Besonders die Geschichten aus seiner schwierigen Kindheit und Jugend in dem erzkonservativen, rassistischen Texas lassen einen verstehen, dass es für Wilson eigentlich nur zwei Alternativen gab: Selbstmord oder Revolution. Als ob seine gebremste Entwicklung in Kindheit und Jugend einen Stau verursacht hätte, der sich zu einem unerschöpflichen Reservoir an Schwung und Ideen verdichtete, bevor sich dieses in künstlerischen Höchstleistungen entlud, setzte sein Erfolg relativ spät ein.

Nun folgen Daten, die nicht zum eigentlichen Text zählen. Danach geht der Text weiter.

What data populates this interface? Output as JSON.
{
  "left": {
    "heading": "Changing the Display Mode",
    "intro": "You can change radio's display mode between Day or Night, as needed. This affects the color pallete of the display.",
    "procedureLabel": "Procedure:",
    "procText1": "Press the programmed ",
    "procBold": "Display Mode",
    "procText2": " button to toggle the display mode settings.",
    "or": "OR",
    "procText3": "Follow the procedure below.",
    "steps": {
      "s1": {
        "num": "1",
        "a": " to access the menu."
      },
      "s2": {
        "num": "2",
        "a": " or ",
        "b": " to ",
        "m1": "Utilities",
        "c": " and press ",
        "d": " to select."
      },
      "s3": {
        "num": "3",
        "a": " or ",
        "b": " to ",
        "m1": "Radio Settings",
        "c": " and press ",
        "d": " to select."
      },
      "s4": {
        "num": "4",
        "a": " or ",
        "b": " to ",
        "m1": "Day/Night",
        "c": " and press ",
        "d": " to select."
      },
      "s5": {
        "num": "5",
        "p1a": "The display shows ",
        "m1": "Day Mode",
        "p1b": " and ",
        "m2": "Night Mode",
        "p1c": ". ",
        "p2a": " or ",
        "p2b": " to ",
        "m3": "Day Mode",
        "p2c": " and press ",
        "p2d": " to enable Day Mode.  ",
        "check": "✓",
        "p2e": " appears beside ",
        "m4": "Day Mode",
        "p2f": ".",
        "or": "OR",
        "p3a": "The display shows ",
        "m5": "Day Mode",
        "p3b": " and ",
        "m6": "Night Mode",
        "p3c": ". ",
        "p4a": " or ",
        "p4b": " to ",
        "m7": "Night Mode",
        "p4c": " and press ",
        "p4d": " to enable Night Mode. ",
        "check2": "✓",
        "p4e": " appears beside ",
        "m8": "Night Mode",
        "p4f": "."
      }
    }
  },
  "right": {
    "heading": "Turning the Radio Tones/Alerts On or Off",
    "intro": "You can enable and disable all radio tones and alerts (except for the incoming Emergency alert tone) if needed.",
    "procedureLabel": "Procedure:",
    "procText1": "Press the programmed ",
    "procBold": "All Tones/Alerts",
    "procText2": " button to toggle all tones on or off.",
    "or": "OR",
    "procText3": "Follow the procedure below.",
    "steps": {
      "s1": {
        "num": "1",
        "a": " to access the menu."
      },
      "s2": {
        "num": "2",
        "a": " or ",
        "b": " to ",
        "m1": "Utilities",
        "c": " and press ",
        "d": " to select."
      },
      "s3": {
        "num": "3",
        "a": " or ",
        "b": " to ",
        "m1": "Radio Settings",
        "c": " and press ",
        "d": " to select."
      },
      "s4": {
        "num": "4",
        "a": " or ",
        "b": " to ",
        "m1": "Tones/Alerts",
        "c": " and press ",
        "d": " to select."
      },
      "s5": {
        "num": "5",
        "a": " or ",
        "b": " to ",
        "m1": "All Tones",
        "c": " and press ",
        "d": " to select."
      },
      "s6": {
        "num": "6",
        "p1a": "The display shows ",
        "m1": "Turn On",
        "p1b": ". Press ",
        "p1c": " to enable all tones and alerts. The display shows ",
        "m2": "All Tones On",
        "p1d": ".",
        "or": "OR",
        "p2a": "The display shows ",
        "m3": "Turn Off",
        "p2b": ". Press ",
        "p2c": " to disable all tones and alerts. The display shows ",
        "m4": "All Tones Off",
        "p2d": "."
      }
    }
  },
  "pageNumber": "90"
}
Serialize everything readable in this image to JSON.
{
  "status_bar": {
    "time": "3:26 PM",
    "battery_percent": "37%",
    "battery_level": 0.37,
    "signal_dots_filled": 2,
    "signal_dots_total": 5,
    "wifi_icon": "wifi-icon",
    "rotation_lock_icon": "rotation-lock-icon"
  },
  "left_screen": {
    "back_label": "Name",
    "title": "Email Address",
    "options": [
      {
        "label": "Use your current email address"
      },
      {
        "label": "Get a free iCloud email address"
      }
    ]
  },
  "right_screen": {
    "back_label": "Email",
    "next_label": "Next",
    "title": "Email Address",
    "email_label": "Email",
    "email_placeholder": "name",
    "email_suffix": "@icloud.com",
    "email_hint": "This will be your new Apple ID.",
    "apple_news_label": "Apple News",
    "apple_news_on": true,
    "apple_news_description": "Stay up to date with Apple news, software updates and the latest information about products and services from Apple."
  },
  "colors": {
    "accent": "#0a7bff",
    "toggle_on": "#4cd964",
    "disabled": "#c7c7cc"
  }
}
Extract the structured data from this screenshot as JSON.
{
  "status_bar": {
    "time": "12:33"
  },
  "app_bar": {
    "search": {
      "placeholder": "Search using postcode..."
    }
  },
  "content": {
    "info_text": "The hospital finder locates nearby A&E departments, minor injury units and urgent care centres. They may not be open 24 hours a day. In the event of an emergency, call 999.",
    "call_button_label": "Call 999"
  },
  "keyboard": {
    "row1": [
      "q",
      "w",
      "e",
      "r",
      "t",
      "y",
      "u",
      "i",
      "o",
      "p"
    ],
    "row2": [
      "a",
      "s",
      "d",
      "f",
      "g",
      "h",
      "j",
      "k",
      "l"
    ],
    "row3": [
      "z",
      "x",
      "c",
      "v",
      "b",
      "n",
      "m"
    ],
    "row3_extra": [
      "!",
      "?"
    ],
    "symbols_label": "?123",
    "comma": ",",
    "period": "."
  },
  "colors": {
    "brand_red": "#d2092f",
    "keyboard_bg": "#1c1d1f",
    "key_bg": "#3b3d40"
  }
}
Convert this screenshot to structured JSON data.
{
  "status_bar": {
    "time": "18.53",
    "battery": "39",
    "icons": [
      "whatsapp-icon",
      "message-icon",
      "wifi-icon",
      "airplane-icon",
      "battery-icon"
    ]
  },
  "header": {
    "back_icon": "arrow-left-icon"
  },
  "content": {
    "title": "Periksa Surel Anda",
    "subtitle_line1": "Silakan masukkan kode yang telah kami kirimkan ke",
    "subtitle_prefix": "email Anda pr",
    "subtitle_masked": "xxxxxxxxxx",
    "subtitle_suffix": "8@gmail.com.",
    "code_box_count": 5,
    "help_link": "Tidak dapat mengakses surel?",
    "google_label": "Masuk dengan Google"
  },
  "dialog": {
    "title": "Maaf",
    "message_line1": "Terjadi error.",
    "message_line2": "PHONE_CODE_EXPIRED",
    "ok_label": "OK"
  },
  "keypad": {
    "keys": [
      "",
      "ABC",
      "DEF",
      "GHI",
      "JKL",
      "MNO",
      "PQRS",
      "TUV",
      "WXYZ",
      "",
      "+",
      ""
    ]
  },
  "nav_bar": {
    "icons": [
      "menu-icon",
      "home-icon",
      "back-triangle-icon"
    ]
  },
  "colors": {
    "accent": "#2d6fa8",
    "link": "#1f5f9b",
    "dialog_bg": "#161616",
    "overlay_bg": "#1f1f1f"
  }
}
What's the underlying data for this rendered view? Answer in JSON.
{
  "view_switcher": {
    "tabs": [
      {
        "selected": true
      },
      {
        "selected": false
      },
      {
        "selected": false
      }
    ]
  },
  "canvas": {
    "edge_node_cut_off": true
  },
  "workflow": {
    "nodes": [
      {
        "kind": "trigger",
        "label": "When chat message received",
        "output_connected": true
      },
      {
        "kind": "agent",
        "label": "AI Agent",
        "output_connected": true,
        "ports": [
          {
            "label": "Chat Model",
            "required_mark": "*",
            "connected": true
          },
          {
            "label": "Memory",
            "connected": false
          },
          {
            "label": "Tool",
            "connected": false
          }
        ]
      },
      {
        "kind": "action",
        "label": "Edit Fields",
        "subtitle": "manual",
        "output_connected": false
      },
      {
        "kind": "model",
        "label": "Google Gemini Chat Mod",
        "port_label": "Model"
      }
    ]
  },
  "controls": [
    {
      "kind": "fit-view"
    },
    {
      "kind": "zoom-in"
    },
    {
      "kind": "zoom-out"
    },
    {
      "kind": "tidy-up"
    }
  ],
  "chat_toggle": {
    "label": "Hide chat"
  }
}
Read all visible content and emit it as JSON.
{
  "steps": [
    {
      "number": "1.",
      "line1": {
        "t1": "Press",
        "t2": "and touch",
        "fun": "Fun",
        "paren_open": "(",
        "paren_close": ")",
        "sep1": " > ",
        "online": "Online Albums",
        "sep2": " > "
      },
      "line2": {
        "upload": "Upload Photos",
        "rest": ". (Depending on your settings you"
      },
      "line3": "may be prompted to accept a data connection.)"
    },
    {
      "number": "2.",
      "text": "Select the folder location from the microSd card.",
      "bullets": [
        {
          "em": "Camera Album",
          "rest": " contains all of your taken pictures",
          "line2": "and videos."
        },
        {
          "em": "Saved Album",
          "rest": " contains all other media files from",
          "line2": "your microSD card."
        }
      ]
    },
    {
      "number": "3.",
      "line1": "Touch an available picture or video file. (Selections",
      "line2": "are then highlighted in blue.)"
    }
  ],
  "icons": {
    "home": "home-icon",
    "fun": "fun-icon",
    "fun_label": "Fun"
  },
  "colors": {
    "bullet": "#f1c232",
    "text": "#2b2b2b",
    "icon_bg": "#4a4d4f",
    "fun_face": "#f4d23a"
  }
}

Dabei ging er schon früh radikal neue Wege, indem er gesellschaftlich an den Rand Gedrängte und Beschädigte ins Zentrum seiner Arbeit rückte und ihnen eine Rolle und eine Stimme verlieh.

Aber auch seine stupende Intelligenz und Menschlichkeit kommen in einigen Geschichten zum Ausdruck, wenn er, beispielsweise, einen gehörlosen, schwarzen Jugendlichen aus den Fängen von Polizei und Behörden rettet und ihm eine menschliche Existenz ermöglicht. Natürlich gab es auch gigantische Fehlschläge, aber insgesamt vermittelt uns das Porträit einen höchst erfolgreichen und sympathischen Künstler, dessen Werke direkt mit persönlichen Erfahrungen verbunden sind, der mit 65 Jahren wie 45 wirkt und immer noch pausenlos arbeitet: Reisen und Kunst halten offenbar jung.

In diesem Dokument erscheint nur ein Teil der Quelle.